We went for a walk one Saturday afternoon through his neighbourhood in the westernmost end of Kabul, a place called Dasht-e Archi. Everyone seemed to know him. It took us twice as long as it should have done to get anywhere because he’d be stopped every few paces by a passerby who wanted to thank him for paying for their daughter’s tuition or their mother’s medical treatment. Later, in a vocational training centre he had set up, Haideri showed me a book in which he kept note of all those he’d helped: page after page of sorrowful women.
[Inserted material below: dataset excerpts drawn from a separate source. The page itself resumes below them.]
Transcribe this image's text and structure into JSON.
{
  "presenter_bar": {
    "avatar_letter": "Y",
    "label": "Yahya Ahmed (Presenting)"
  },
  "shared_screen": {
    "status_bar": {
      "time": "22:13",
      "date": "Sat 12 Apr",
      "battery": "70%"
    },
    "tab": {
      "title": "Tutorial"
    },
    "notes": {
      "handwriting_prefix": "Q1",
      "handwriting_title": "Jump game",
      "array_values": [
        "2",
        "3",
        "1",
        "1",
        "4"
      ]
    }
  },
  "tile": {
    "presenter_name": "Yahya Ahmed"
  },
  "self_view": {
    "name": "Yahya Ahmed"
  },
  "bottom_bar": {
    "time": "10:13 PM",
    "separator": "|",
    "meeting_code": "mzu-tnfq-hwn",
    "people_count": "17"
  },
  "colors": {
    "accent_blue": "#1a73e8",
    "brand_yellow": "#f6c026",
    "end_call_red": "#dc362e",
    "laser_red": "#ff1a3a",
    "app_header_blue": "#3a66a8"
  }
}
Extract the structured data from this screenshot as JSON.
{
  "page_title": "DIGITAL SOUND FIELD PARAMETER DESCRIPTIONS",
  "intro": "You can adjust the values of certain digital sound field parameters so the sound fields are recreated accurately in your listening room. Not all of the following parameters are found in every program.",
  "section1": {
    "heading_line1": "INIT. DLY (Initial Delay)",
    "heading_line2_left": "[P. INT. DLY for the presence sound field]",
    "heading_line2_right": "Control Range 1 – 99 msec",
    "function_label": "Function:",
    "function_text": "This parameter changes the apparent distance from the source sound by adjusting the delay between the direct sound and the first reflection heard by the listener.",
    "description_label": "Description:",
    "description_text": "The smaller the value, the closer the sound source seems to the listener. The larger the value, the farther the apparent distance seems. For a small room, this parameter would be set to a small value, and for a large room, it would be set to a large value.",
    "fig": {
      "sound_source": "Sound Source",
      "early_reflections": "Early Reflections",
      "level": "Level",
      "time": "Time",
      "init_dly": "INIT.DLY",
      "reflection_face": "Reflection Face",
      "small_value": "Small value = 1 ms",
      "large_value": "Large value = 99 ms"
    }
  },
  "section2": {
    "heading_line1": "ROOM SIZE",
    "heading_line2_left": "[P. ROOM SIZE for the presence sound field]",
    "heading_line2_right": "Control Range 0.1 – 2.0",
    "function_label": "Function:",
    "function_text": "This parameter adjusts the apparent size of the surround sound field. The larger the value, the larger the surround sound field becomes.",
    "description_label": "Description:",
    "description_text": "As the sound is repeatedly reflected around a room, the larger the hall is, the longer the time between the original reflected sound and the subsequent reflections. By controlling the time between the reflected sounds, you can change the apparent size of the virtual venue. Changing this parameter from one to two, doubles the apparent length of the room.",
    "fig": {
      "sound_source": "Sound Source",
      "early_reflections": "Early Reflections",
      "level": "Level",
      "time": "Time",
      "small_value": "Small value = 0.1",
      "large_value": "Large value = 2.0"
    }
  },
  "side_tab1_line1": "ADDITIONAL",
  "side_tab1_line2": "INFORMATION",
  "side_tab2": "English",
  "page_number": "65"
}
He wanted to go through them together so I could hear their stories. This one was a widow, her husband killed in a fire. Here was a spinster, alone in the world but for Haideri. They were being taught how to run a small business. Some made noodles and sold them on the street. Others became dressmakers. They were grateful for his help, their lifeline, and didn’t ask about the source of his wealth. Whatever guilt he felt about breaking the law – though it wasn’t clear to me he felt much – appeared to be offset by his philanthropic activities. He seemed to absolve himself of blame this way. We later watched televised debates on the ongoing peace negotiations together. I played with his toddler, his fourth child from a second wife. The girl, her arms heavy with bangles, wanted to play with her father’s many phones and keys, and Haideri let her. After I left for the long car ride back east, he checked on me to make sure I got home OK.
Unlike others in the trade, he didn’t seem fazed by an expected fall in the numbers leaving Afghanistan and he wasn’t intending to give up the business for something less dangerous. In a different time, he might have become a police officer, his childhood dream, or a librarian, his plan for retirement, but for now there was money to be made.
Afghans continue to leave. Nearly 40,000 have arrived in Europe since the beginning of the year. Many of my friends continue to run emotional audits that come out in favour of leaving: clearly a saner option than continuing to live in a country that has failed them with depressing consistency. Last year, Haideri and his colleagues smuggled 10,000 Afghans into Europe. The number this year was projected to be around 7000. According to his estimates, he would make $5.6 million.